Your Action Plan for Switching to CI/CD
The switchover to Continuous Integration (CI) and Continuous Delivery (CD) may seem like a big hill to climb. But any climb up any hill is just a series of steps. So in that spirit, here are the steps you need to take to complete your journey to CI and CD.
1. The Review Phase
You can’t jump headlong into a CI/CD project without knowing exactly where your starting point is. In the review phase, you need to kick off by understanding the requirements of the different stakeholders involved. And in doing so, it’s better to get this down on paper and document the varied and inter-relating goals that different people may have of the CI/CD project.
And just as importantly, you need to understand the branching strategy and the dependency management of your builds. Understanding the current playing field may seem basic to the people directly involved day-to-day, but it’s important nonetheless. Again, this should ideally be written down to clarify exactly what you’re dealing with, so you can see what can change or should change in the future.
And finally, you need to audit all the moving parts of your development ecosystem to fully understand your own processes, tools and technology.
2. The Define Phase
In the Define phase, this is, fairly obviously, where you define what your CI/CD implementation will look like. If you do not have CI/CD expertise within your organization, you will need outside help from an expert third-party like Apexon.
Whether you have internal or external expertise, you will need to develop a new design flow for your releases and Continuous Integration. That will include the branching and merging strategy and the execution of test automation. When that is understood, and not before, it is time to make recommendations on the CI tools and technologies to implement.
When the Define process is complete, you will have a documented CI workflow, with your chosen tools, which should be circulated among and approved by all stakeholders.
3. The Deploy Phase
Now it’s time to put it all into action. In the Deploy phase, this means putting into place your trunk, branching and merging strategy in a way that supports your product development.

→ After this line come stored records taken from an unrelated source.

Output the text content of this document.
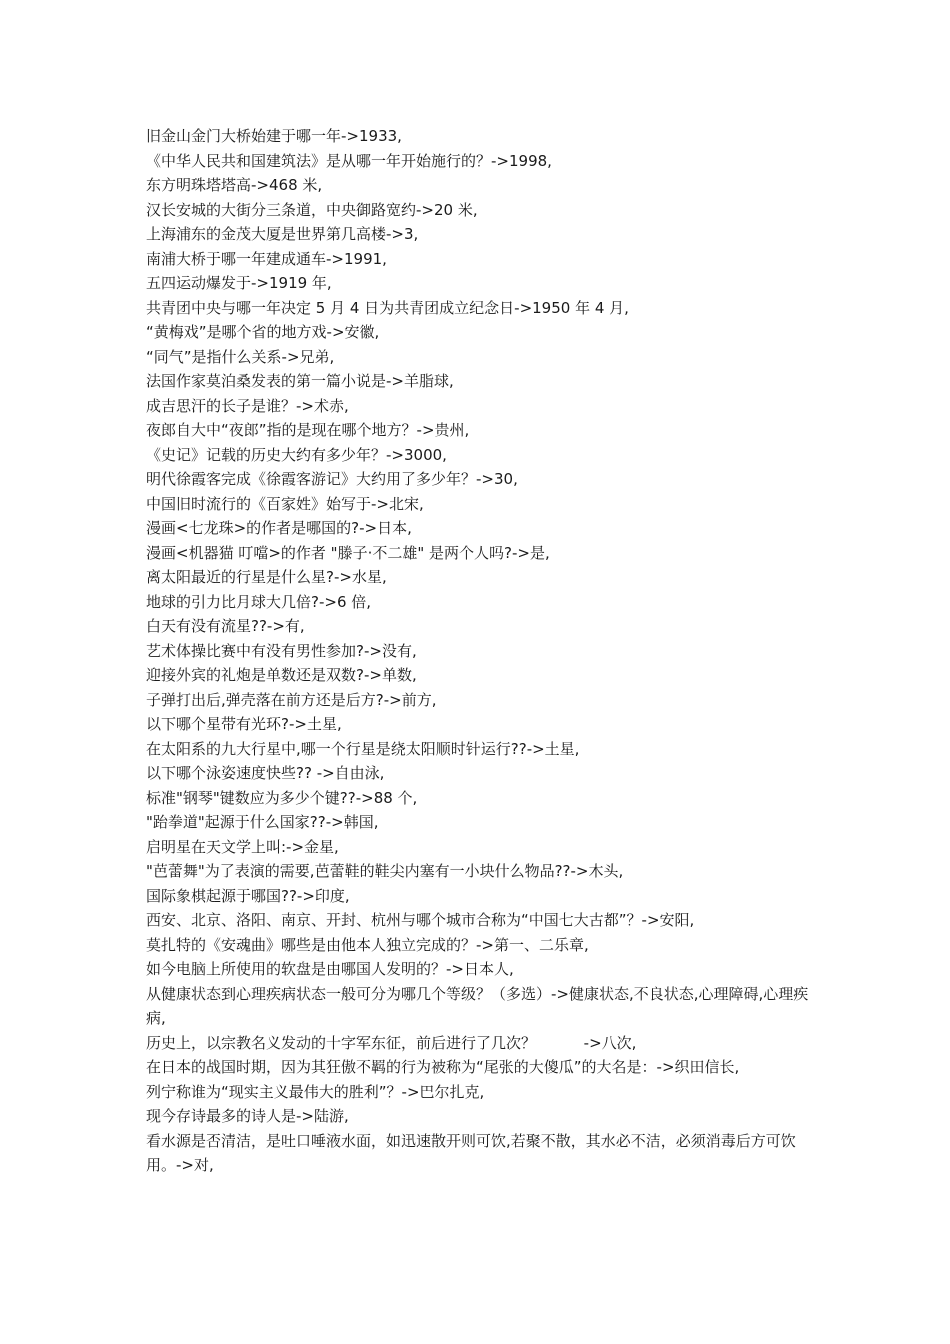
旧金山金门大桥始建于哪一年->1933,

《中华人民共和国建筑法》是从哪一年开始施行的？->1998,

东方明珠塔塔高->468 米,

汉长安城的大街分三条道，中央御路宽约->20 米,

上海浦东的金茂大厦是世界第几高楼->3,

南浦大桥于哪一年建成通车->1991,

五四运动爆发于->1919 年,

共青团中央与哪一年决定 5 月 4 日为共青团成立纪念日->1950 年 4 月,

“黄梅戏”是哪个省的地方戏->安徽,

“同气”是指什么关系->兄弟,

法国作家莫泊桑发表的第一篇小说是->羊脂球,

成吉思汗的长子是谁？->术赤,

夜郎自大中“夜郎”指的是现在哪个地方？->贵州,

《史记》记载的历史大约有多少年？->3000,

明代徐霞客完成《徐霞客游记》大约用了多少年？->30,

中国旧时流行的《百家姓》始写于->北宋,

漫画<七龙珠>的作者是哪国的?->日本,

漫画<机器猫 叮噹>的作者 "滕子·不二雄" 是两个人吗?->是,

离太阳最近的行星是什么星?->水星,

地球的引力比月球大几倍?->6 倍,

白天有没有流星??->有,

艺术体操比赛中有没有男性参加?->没有,

迎接外宾的礼炮是单数还是双数?->单数,

子弹打出后,弹壳落在前方还是后方?->前方,

以下哪个星带有光环?->土星,

在太阳系的九大行星中,哪一个行星是绕太阳顺时针运行??->土星,

以下哪个泳姿速度快些?? ->自由泳,

标准"钢琴"键数应为多少个键??->88 个,

"跆拳道"起源于什么国家??->韩国,

启明星在天文学上叫:->金星,

"芭蕾舞"为了表演的需要,芭蕾鞋的鞋尖内塞有一小块什么物品??->木头,

国际象棋起源于哪国??->印度,

西安、北京、洛阳、南京、开封、杭州与哪个城市合称为“中国七大古都”？->安阳,

莫扎特的《安魂曲》哪些是由他本人独立完成的？->第一、二乐章,

如今电脑上所使用的软盘是由哪国人发明的？->日本人,

从健康状态到心理疾病状态一般可分为哪几个等级？（多选）->健康状态,不良状态,心理障碍,心理疾病,

历史上，以宗教名义发动的十字军东征，前后进行了几次？          ->八次,

在日本的战国时期，因为其狂傲不羁的行为被称为“尾张的大傻瓜”的大名是：->织田信长,

列宁称谁为“现实主义最伟大的胜利”？->巴尔扎克,

现今存诗最多的诗人是->陆游,

看水源是否清洁，是吐口唾液水面，如迅速散开则可饮,若聚不散，其水必不洁，必须消毒后方可饮用。->对,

The overall flow for CI needs to be broken out step by step and scripts written to support it. With your chosen CI tool, you need to automate the software builds using your CI tool and develop the packaging deployment scripts. And when that’s all done, you’ll need to validate the starting, executing and reporting of your basic builds.
This may still sound like a big hill to climb. However, the results will be worth it. You’ll gain competitive advantage through a faster time-to-market, have higher reliability by identifying problems sooner and save time and money through greater automation.